Corzine spokeswoman Lilo Stainton said Corzine understands the message.

Stainton noted Corzine's plan calls for eliminating three state departments, cutting 3,000 state workers, calls for no tax increases and boosts overall property tax relief. She also cited last year's state worker contract that called for health care contributions from state workers, an increased retirement age and pension reforms.

Residents had their own ideas on where the cash-strapped government should make cuts, many of them targeting state workers who many contend enjoy lush taxpayer-funded benefits.

"You're a nice guy but you absolutely MUST tell the unions to bug off and surrender givebacks on the pension and other bennies," Richard Murray wrote to Corzine. "Cut the heart out of that evil, swollen pension monster. Don't be afraid."

Leonard Hraber has had it with state cars.

"Let the state workers use their own cars like the rest of us," he wrote.

Frank Gurcsik wants an end to taxpayer-funded retirement pensions.

"If they don't like it, don't be a government employee!!!" Gurscik wrote. "This is not rocket science. Support business. Give businesses tax breaks to stay here. Lessen the size of government. Don't threaten us with less aid to municipalities & schools. It's our money. Our money!!!!!!!"

Bob Master, spokesman for the Communications Workers of America, which represents many state workers, said state workers are wrongly blamed for state fiscal problems.
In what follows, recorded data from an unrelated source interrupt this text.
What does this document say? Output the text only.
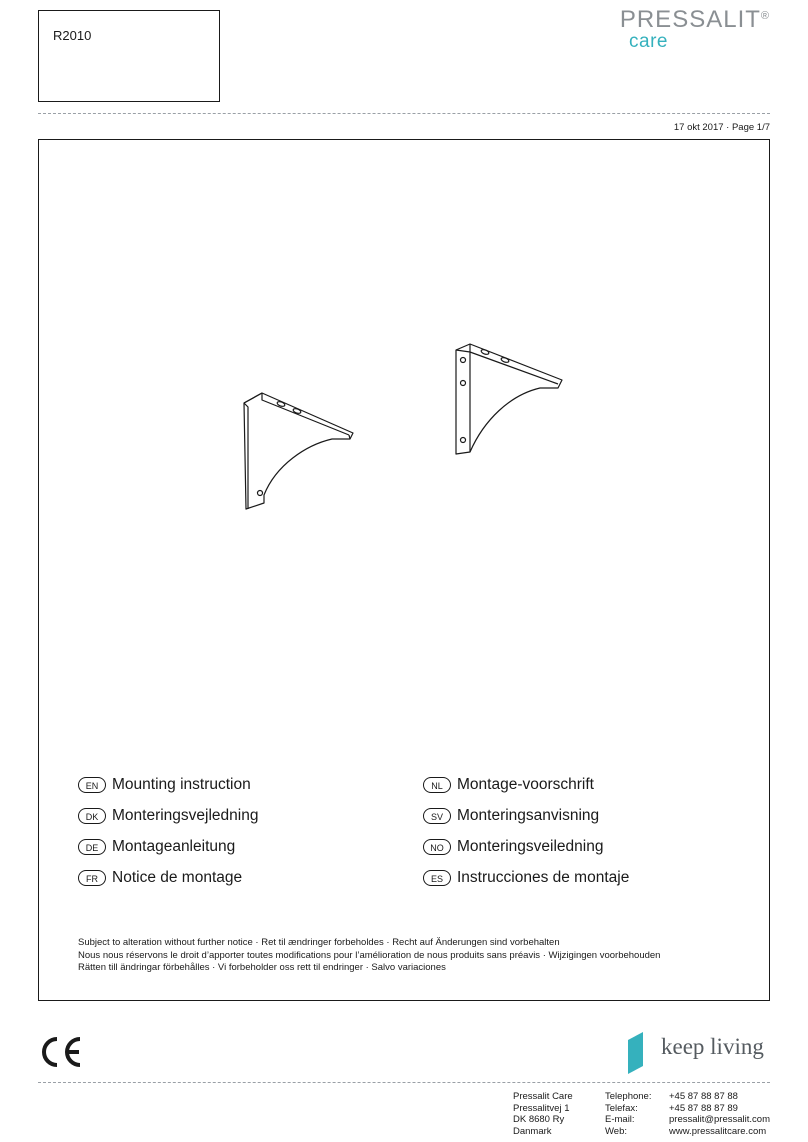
R2010
PRESSALIT®
care
17 okt 2017 · Page 1/7
EN Mounting instruction
DK Monteringsvejledning
DE Montageanleitung
FR Notice de montage
NL Montage-voorschrift
SV Monteringsanvisning
NO Monteringsveiledning
ES Instrucciones de montaje
Subject to alteration without further notice · Ret til ændringer forbeholdes · Recht auf Änderungen sind vorbehalten
Nous nous réservons le droit d’apporter toutes modifications pour l’amélioration de nous produits sans préavis · Wijzigingen voorbehouden
Rätten till ändringar förbehålles · Vi forbeholder oss rett til endringer · Salvo variaciones
keep living
Pressalit Care
Pressalitvej 1
DK 8680 Ry
Danmark
Telephone:
Telefax:
E-mail:
Web:
+45 87 88 87 88
+45 87 88 87 89
pressalit@pressalit.com
www.pressalitcare.com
He said state workers are just "trying to defend a basic middle-class standard of living" even as many private businesses cut pension and health benefits.
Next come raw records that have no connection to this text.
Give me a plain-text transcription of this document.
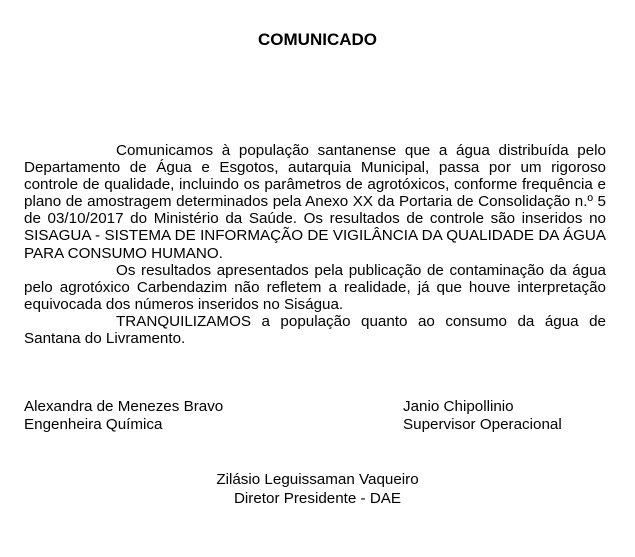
COMUNICADO

Comunicamos à população santanense que a água distribuída pelo Departamento de Água e Esgotos, autarquia Municipal, passa por um rigoroso controle de qualidade, incluindo os parâmetros de agrotóxicos, conforme frequência e plano de amostragem determinados pela Anexo XX da Portaria de Consolidação n.º 5 de 03/10/2017 do Ministério da Saúde. Os resultados de controle são inseridos no SISAGUA - SISTEMA DE INFORMAÇÃO DE VIGILÂNCIA DA QUALIDADE DA ÁGUA PARA CONSUMO HUMANO.

Os resultados apresentados pela publicação de contaminação da água pelo agrotóxico Carbendazim não refletem a realidade, já que houve interpretação equivocada dos números inseridos no Siságua.

TRANQUILIZAMOS a população quanto ao consumo da água de Santana do Livramento.

Alexandra de Menezes Bravo
Engenheira Química
Janio Chipollinio
Supervisor Operacional
Zilásio Leguissaman Vaqueiro
Diretor Presidente - DAE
"It's not surprising that after several years of state worker bashing on the part of so many legislators, and all the finger pointing that has gone on in terms of the budget crisis, that there's a lot of resentment, and we think it's extremely unfortunate that legislators have played the politics of resentment," Master said.
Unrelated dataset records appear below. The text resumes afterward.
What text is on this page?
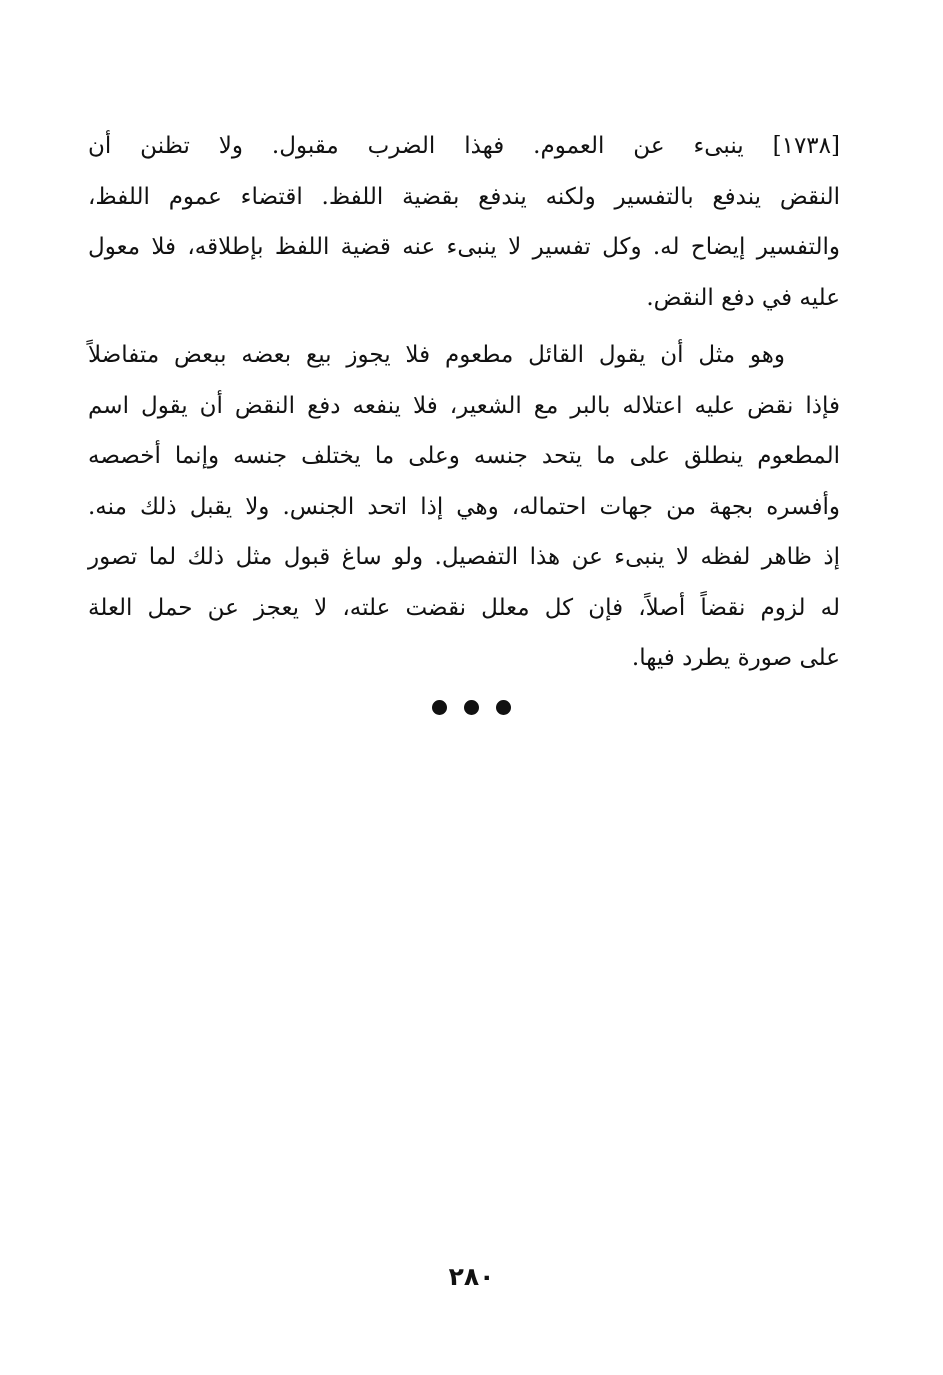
[١٧٣٨] ينبىء عن العموم. فهذا الضرب مقبول. ولا تظنن أن
النقض يندفع بالتفسير ولكنه يندفع بقضية اللفظ. اقتضاء عموم اللفظ،
والتفسير إيضاح له. وكل تفسير لا ينبىء عنه قضية اللفظ بإطلاقه، فلا معول
عليه في دفع النقض.
وهو مثل أن يقول القائل مطعوم فلا يجوز بيع بعضه ببعض متفاضلاً
فإذا نقض عليه اعتلاله بالبر مع الشعير، فلا ينفعه دفع النقض أن يقول اسم
المطعوم ينطلق على ما يتحد جنسه وعلى ما يختلف جنسه وإنما أخصصه
وأفسره بجهة من جهات احتماله، وهي إذا اتحد الجنس. ولا يقبل ذلك منه.
إذ ظاهر لفظه لا ينبىء عن هذا التفصيل. ولو ساغ قبول مثل ذلك لما تصور
له لزوم نقضاً أصلاً، فإن كل معلل نقضت علته، لا يعجز عن حمل العلة
على صورة يطرد فيها.

٢٨٠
Rich Lovas suggests getting rid of the property tax rebates sent annually by the state.

"It costs money to collect it and more money to pay it back," Lovas wrote. "Nice political move but waste of money."

Jonathan Voria wouldn't mind seeing county government eliminated.

"County government offices cost our state a great deal and provide citizens with very little," he suggested.

Some people had suggestions on how to raise money. Robert Bressmann suggested doubling highway tolls on weekends. Arthur Malovany proposed a fee on all people who leave the country via Newark Liberty Airport. Nora Sooy proposed a 10 cent tax on each plastic bag used in the state.

"There is no need for cuts if you open a casino at the Meadowlands," wrote Linda Hunter.

And some, such as Annette Bacon, had practical advice for economizing.

"I wonder how much money can be saved by just turning off a light that is not being used," she wrote.

Ron Zak thought of a way the state could have saved some extra dollars while watching Corzine's Feb. 26 budget address.

"If the State is in such a financial crunch why did the state spend taxpayer money on an excessive floral display/arrangement in front of the podium for the governor's budget speech?" he wondered.

Amidst the frustration, there was some positive comments. Atul Faldo praised Corzine.

"I highly appreciate the governor's efforts to reduce our state's debt," he wrote. "It requires bold initiatives and at least he is ready to take it. Shame on those past leaders who didn't do it."

But at a time when talks over Corzine's proposed budget are getting more heated and a July 1 deadline by which the state must have a budget approaches, Gene Szura offered a suggestion that the multimillionaire governor might be considering right now.

"If I had your money, I would not be in politics," he wrote. "Be on a tropical island instead, and when tired of that one, go to another."